2010 Cork Senior Football Championship
- Dates: 5 April 2010 – 24 October 2010
- Teams: 26
- Sponsor: Evening Echo
- Champions: Nemo Rangers (18th title) Brian Morgan (captain) Eddie Kirwan (manager)
- Runners-up: St. Finbarr's Jim O'Donoghue (captain) Tony Leahy (manager)
- Relegated: Naomh Abán

Tournament statistics
- Matches played: 40
- Top scorer(s): Donncha O'Connor (0-30)

= 2010 Cork Senior Football Championship =

Gaelic football competition

The 2010 Cork Senior Football Championship was the 112th staging of the Cork Senior Football Championship since its establishment by the Cork County Board in 1887. The draw for the opening round fixtures took place on 13 December 2009. The championship began on 5 April 2010 and ended on 24 October 2010.
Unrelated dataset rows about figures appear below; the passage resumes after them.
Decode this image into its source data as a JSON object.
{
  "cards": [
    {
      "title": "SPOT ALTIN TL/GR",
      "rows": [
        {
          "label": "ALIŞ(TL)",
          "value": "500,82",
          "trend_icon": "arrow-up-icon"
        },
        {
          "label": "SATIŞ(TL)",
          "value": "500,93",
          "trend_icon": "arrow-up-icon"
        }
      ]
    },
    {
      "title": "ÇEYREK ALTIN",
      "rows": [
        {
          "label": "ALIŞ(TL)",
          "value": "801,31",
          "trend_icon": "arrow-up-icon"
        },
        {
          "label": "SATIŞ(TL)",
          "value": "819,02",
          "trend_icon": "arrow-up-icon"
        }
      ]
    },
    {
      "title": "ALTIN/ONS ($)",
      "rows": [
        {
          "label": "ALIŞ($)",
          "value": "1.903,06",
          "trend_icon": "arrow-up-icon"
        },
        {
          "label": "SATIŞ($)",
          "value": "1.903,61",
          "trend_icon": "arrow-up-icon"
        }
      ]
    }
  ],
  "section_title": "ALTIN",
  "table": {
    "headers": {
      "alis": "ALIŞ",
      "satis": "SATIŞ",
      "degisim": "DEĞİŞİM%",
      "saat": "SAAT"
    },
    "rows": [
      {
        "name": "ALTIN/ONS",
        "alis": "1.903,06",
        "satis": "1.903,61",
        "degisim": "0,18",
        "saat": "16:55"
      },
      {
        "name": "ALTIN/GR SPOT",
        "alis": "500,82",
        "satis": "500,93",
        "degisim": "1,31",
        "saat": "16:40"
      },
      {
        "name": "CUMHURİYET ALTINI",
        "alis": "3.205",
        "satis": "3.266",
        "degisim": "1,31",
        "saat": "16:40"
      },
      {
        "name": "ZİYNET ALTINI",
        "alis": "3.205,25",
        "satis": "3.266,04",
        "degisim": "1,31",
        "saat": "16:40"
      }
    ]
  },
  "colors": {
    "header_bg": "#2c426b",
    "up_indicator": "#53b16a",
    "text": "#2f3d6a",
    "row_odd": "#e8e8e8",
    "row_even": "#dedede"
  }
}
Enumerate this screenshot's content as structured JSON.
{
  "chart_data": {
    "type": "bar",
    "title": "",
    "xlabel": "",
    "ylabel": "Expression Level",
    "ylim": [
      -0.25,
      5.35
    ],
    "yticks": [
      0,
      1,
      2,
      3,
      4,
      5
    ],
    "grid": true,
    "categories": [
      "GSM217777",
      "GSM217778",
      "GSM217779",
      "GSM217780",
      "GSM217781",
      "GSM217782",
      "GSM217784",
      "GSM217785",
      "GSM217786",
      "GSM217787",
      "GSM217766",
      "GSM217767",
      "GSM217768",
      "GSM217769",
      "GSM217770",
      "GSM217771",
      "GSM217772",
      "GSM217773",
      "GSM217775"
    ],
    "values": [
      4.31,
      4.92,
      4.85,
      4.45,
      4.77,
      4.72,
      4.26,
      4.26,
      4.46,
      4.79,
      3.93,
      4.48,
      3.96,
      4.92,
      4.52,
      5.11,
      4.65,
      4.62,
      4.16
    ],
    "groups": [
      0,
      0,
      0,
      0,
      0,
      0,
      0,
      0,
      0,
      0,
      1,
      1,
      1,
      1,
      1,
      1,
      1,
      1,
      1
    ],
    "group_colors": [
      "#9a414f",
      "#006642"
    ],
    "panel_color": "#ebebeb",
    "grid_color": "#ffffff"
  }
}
Clonakilty entered the championship as the defending champions, however, they were defeated by Nemo Rangers at the semi-final stage.

On 24 October 2010, Nemo Rangers won the championship following a 2–10 to 1–08 defeat of St. Finbarr's in the final. This was their 18th championship title overall and their first title since 2008.

Duhallow's Donncha O'Connor was the championship's top scorer with 0-30.

==Team changes==
===To Championship===

Promoted from the Cork Premier Intermediate Football Championship
- Valley Rovers

===From Championship===

Relegated to the Cork Premier Intermediate Football Championship
- Mallow

==Championship statistics==
===Top scorers===

- Top scorers overall

| Rank | Player | Club | Tally | Total | Matches | Average |
|---|---|---|---|---|---|---|
| 1 | Donncha O'Connor | Duhallow | 0-30 | 30 | 5 | 6.00 |
| 2 | John Hayes | Carbery Rangers | 1-25 | 28 | 6 | 5.66 |
| 3 | Paul Kerrigan | Nemo Rangers | 3-16 | 25 | 5 | 5.00 |

- Top scorers in a single game

| Rank | Player | Club | Tally | Total | Opposition |
| 1 | Shane Mac Cárthaigh | Naomh Abán | 1-09 | 12 | Na Piarsaigh |
| 2 | Cian Fleming | Aghada | 1-06 | 9 | Duhallow |
| Cian Fleming | Aghada | 1-06 | 9 | Na Piarsaigh |
| Daniel Goulding | CIT | 0-09 | 9 | Carbery |
| Donncha O'Connor | Duhallow | 0-09 | 9 | Clonakilty |
| 3 | Ian Coughlan | Ballincollig | 2-02 | 8 | Carbery Rangers |
| Chris Daly | Carbery | 1-05 | 8 | Seandún |
| Donncha O'Connor | Duhallow | 0-08 | 8 | Avondhu |
| Kevin O'Sullivan | Ilen Rovers | 0-08 | 8 | O'Donovan Rossa |
| 4 | Mícheál Ó Cróinín | Naomh Abán | 1-04 | 7 | Valley Rovers |
| John Hayes | Carbery Rangers | 1-04 | 7 | Dohenys |
| Donal Óg Hodnett | O'Donovan Rossa | 1-04 | 7 | Ilen Rovers |
| Podsie O'Mahony | Ballincollig | 1-04 | 7 | Douglas |
| James Masters | Nemo Rangers | 0-07 | 7 | Naomh Abán |
| Donncha O'Connor | Duhallow | 0-07 | 7 | Muskerry |
| J. P. Murphy | Seandún | 0-07 | 7 | Carbery |

===Miscellaneous===
- Nemo Rangers and St Finbarr's face each-other for the first time in the final.